Srila Prabhupada at Bhaktivedanta Manor in 1973
Yesterday I wrote about daughters, airports and train stations. Today I want to stay with the big spaces theme.
Anyone who was a devotee of Krishna in the 1970s will remember the heightened level of expectancy a day or two before a visit from Srila Prabhupada. When His Divine Grace visited, your temple had to be clean, tidy, repaired, freshly painted, and generally looking its best. Anyone who was anyone – and anyone else – was invited to come and meet the pure devotee of Lord Krishna. You’d hear the time he was due to arrive and then, an eternity later, the cry went up: “Prabhupada is here!”
If that same cry went up today and Srila Prabhupada were to appear physically before us all in London, not even the 80,000 seater Wembley Stadium would be big enough to accomodate all those who would come for his darshan. Srila Prabhupada gave Krishna to the world and Krishna brought thousands to his lotus feet. Now those thousands have swelled to a vast international multitude.
We have our fair share of the multitude here at the Bhaktivedanta Manor. Around 30,000 come every year for Janmasthami, the largest event of its kind outside India. For many years, due to Srila Prabhupada being born the day after the appearance of Lord Krishna, his own appearance day celebrations have been somewhat modest affairs by comparison. Perhaps 150-200 devotees gather in the temple room or a specially erected tent in the grounds.
This year Srila Prabhupada’s Vyasa Puja celebration falls on the Bank Holiday Monday, which means that huge crowds are expected on that day too. So we’ve planned for the festival to be held in the big main tent with seating capacity of a mere 1,000. I am specially sensitive to the needs of us as disciples to have a celebration where we can all read our Vyasa Puja offerings (the short eulogies and poems written for the occasion of his blessed appearance in this world) and that an uplifting atmosphere of intimate reverence be preserved.

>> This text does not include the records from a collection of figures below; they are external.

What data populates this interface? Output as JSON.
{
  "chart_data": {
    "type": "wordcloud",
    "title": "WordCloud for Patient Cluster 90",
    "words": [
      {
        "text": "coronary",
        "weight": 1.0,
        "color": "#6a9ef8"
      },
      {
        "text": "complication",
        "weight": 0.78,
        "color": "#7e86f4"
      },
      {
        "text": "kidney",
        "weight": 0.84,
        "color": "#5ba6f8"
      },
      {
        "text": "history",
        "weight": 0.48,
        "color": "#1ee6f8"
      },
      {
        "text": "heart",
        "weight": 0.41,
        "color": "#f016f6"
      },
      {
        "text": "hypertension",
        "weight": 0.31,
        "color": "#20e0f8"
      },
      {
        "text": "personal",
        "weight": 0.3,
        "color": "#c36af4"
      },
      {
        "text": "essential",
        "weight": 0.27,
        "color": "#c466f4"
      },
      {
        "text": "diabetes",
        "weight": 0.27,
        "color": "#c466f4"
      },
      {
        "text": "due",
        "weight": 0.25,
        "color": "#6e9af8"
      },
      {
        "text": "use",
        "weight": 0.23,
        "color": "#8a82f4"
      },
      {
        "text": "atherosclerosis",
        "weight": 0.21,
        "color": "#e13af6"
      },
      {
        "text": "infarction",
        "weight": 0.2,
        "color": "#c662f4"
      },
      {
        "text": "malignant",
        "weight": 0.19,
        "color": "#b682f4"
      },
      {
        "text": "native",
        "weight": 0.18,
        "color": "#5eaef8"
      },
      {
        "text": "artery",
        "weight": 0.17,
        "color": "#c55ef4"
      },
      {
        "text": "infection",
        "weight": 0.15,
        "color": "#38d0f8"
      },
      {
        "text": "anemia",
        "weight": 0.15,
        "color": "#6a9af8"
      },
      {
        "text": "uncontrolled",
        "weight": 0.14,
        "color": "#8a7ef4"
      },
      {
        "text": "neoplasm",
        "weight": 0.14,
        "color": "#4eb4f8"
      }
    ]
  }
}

But I am also conscious of the fact that Srila Prabhupada belongs to everyone and that a Vyasa Puja in the 21st century deserves to be a much bigger affair. How to accomplish that without devotees feeling that something has been lost? Well, that is the challenge. I hope that we can accomplish it this year. We’ll be bringing Srila Prabhupada from the temple over to the big top tent just after guru puja, then offering him the international Vyasa Puja book while continuing kirtan. There’ll be two screens showing a subtitled class, then the personal readings will begin. Representatives from the different communities and teams making up the congregation will all have a chance to say something about the way His Divine Grace has touched their lives.